Although some people here do drive ordinary cars, a 4WD is really essential to negotiate these roads. All the people who have been my drivers while I have been here have the most amazing driving skills. I watch them squeeze past each other on roads that are barely wide enough for one vehicle, let alone two, and I think, “How did they do that? The cars must be elastic!” And it all happens without any trace of angst or road rage.

As I write this I am waiting for breakfast, which usually happens around 10am, and is pretty much the same every day: two boiled eggs, a couple of bananas, maybe some chapatti, maybe some “Irish” potatoes (as opposed to sweet potatoes) which are cooked in a kind of tomato sauce. And hot milk/water for my coffee, which I bought because I can’t do without my morning fix.
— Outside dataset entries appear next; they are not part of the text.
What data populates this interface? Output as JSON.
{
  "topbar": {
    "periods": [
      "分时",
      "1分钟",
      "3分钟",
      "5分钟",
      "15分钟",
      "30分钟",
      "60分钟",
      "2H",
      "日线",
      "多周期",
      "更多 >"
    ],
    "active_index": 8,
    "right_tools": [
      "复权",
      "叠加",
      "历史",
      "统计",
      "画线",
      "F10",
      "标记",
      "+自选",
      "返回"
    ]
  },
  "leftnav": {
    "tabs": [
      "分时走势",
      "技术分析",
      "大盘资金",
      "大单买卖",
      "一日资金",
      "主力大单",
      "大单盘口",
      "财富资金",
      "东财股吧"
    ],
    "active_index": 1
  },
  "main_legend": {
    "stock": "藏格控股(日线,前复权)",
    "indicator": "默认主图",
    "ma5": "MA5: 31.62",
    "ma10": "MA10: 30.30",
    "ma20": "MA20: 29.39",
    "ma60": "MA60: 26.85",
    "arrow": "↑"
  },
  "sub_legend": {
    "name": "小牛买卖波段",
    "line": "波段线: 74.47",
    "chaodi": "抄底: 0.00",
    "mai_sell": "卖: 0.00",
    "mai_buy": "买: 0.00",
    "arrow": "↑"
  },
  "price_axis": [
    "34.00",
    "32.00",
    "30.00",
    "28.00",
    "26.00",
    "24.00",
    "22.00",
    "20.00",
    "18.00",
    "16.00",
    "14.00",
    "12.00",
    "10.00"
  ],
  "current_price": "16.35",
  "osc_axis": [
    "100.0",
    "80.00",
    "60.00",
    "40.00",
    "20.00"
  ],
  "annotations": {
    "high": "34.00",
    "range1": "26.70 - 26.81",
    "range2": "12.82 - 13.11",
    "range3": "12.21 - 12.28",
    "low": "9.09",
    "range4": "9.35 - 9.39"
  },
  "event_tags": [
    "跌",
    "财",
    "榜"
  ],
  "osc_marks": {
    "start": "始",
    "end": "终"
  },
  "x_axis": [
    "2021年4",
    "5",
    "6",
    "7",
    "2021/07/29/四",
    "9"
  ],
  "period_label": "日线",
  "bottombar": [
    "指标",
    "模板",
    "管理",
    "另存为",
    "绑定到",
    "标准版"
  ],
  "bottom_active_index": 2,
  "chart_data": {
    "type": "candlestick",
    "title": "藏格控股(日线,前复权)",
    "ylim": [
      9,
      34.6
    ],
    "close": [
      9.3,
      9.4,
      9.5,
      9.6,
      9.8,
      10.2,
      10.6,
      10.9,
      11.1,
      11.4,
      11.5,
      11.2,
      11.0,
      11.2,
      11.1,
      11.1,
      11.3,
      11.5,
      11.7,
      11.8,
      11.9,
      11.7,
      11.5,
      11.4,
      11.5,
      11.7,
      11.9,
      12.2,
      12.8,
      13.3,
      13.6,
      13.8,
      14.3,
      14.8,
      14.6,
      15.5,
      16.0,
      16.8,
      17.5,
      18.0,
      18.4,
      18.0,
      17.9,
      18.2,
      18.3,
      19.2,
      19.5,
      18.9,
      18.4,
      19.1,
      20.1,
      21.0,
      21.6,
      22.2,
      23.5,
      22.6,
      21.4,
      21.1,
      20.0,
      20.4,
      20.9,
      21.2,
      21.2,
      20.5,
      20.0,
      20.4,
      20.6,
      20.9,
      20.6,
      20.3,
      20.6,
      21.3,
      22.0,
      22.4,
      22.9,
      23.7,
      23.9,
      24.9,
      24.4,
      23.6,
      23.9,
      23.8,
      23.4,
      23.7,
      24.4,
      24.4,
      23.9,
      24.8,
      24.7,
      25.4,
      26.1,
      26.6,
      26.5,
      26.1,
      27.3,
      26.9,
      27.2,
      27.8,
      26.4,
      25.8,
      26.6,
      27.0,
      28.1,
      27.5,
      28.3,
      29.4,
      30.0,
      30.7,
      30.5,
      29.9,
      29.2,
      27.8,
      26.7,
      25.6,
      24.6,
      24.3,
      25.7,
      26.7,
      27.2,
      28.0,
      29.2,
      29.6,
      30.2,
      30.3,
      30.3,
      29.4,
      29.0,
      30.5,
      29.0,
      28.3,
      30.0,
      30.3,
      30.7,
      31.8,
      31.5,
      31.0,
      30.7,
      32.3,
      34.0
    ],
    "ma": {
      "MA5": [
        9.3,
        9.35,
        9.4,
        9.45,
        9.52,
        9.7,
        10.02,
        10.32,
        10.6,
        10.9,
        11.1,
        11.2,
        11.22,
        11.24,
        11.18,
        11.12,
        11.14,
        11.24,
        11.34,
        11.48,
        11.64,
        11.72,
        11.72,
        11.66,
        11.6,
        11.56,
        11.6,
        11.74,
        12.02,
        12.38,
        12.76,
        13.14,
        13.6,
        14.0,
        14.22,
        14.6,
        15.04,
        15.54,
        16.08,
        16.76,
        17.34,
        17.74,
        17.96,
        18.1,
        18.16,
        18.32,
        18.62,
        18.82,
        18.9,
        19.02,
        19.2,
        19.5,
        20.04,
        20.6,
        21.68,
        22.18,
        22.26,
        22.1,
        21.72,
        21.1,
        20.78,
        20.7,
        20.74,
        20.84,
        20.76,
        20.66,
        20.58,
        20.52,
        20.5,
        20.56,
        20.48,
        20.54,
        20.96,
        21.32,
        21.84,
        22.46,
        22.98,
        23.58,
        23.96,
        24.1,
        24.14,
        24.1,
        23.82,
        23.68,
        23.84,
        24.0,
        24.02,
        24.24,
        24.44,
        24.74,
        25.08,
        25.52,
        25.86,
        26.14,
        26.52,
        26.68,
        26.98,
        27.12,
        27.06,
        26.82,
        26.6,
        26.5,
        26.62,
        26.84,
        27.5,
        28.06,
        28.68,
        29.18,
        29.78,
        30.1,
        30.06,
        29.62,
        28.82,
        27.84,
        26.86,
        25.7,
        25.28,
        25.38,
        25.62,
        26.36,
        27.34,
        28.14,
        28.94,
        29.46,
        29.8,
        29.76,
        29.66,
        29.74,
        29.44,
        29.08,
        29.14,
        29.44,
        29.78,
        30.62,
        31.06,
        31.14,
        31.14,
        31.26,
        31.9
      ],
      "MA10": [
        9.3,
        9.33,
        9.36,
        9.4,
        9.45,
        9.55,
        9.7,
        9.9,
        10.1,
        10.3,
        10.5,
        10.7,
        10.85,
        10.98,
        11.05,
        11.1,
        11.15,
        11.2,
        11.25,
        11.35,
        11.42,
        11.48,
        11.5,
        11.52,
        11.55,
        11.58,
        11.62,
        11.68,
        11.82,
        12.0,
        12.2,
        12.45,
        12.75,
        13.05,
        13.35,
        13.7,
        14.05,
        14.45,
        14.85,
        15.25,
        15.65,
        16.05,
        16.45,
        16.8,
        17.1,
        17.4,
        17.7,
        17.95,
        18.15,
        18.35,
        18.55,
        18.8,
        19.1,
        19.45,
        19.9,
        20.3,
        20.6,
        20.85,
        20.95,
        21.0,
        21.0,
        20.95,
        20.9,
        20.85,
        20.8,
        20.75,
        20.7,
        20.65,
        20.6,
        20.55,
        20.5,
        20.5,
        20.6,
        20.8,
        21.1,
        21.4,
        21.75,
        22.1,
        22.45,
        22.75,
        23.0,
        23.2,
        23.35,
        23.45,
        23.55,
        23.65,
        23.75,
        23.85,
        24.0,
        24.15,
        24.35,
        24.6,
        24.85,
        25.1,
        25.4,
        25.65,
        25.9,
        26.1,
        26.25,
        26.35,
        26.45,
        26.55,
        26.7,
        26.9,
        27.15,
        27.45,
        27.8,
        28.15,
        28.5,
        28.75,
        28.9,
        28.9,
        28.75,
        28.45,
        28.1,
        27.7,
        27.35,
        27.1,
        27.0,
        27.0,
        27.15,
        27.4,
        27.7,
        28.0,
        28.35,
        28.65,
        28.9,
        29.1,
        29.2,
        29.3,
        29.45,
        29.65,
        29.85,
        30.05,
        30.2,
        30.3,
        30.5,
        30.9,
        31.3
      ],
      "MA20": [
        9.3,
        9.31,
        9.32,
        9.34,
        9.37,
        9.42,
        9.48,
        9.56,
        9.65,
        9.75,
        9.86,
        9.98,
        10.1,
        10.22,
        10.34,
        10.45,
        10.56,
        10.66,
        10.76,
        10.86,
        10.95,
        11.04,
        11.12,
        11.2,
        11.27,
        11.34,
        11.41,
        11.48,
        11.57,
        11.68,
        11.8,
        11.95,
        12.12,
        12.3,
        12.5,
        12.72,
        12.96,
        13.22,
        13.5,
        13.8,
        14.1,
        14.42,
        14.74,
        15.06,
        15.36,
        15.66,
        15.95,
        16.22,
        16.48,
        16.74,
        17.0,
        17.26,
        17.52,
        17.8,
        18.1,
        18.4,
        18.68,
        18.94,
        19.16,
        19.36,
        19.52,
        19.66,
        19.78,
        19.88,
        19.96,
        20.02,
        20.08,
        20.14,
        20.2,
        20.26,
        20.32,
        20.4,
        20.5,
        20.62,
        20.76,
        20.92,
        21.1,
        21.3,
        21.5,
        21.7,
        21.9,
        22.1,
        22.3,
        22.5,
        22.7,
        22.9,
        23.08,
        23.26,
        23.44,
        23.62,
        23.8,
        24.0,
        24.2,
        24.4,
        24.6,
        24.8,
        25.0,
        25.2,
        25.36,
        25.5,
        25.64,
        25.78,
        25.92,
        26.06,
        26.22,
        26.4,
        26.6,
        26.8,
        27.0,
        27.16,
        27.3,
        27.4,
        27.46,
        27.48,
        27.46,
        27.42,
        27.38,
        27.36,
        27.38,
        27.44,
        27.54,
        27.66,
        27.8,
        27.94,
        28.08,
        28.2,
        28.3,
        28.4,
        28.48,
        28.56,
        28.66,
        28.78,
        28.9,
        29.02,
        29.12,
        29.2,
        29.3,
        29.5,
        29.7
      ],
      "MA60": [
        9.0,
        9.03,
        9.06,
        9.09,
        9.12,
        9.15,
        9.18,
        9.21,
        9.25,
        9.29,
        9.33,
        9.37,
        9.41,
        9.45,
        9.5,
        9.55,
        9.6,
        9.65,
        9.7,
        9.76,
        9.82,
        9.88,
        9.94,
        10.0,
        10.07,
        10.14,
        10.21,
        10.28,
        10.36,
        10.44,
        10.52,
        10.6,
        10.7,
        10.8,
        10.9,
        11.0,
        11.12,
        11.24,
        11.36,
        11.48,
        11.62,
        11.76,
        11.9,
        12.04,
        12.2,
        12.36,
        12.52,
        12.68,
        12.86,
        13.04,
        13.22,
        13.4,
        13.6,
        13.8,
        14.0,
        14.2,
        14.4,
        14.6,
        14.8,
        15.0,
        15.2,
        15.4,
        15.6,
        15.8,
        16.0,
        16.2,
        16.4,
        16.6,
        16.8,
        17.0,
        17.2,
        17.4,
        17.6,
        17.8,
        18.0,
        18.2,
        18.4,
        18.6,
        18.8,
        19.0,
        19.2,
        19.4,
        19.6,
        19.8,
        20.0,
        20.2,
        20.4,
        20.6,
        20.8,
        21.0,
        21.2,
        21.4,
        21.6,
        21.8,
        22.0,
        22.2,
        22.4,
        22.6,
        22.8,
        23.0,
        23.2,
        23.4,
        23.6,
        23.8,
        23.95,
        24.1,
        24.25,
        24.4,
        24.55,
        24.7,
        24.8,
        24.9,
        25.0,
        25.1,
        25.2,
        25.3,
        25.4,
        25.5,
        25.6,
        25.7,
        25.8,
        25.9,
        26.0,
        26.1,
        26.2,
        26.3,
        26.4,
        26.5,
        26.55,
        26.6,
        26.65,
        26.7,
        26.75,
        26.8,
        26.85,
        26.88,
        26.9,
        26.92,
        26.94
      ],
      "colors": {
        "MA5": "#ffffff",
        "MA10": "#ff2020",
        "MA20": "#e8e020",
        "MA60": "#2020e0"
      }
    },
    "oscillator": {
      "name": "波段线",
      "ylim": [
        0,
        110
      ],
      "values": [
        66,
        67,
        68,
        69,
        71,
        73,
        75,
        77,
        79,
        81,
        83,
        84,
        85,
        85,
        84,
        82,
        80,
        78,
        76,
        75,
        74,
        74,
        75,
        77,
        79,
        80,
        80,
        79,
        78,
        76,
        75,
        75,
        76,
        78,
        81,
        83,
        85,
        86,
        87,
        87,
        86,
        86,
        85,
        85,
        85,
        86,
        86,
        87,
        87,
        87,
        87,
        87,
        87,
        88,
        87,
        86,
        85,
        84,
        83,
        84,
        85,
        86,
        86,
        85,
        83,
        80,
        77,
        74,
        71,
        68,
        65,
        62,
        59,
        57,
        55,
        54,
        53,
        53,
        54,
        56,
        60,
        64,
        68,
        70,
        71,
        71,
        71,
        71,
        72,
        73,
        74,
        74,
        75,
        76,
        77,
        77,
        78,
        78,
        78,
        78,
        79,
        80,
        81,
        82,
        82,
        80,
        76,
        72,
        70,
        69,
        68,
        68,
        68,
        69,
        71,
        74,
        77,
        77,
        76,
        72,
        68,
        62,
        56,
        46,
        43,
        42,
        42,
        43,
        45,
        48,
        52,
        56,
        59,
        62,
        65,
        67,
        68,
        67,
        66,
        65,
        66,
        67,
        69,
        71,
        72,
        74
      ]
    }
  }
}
My supper, which they insist on giving me even though I have tried to tell them that I don’t like to eat at night, is basically the same as breakfast, so most days I end up eating four boiled eggs and four bananas – I think I’m starting to look like a boiled egg and a banana. (Lunch is also much the same every day – rice, potatoes, a kind of green vegetable that is like spinach and is sometimes cooked with beetroot, and some kind of meat in a sort of soup to serve over the rice.)

Since the rest of the countries on this trip are French-speaking, I’m wondering how much French influence, if any, there will be on the food. I guess I’ll find out in a couple of days.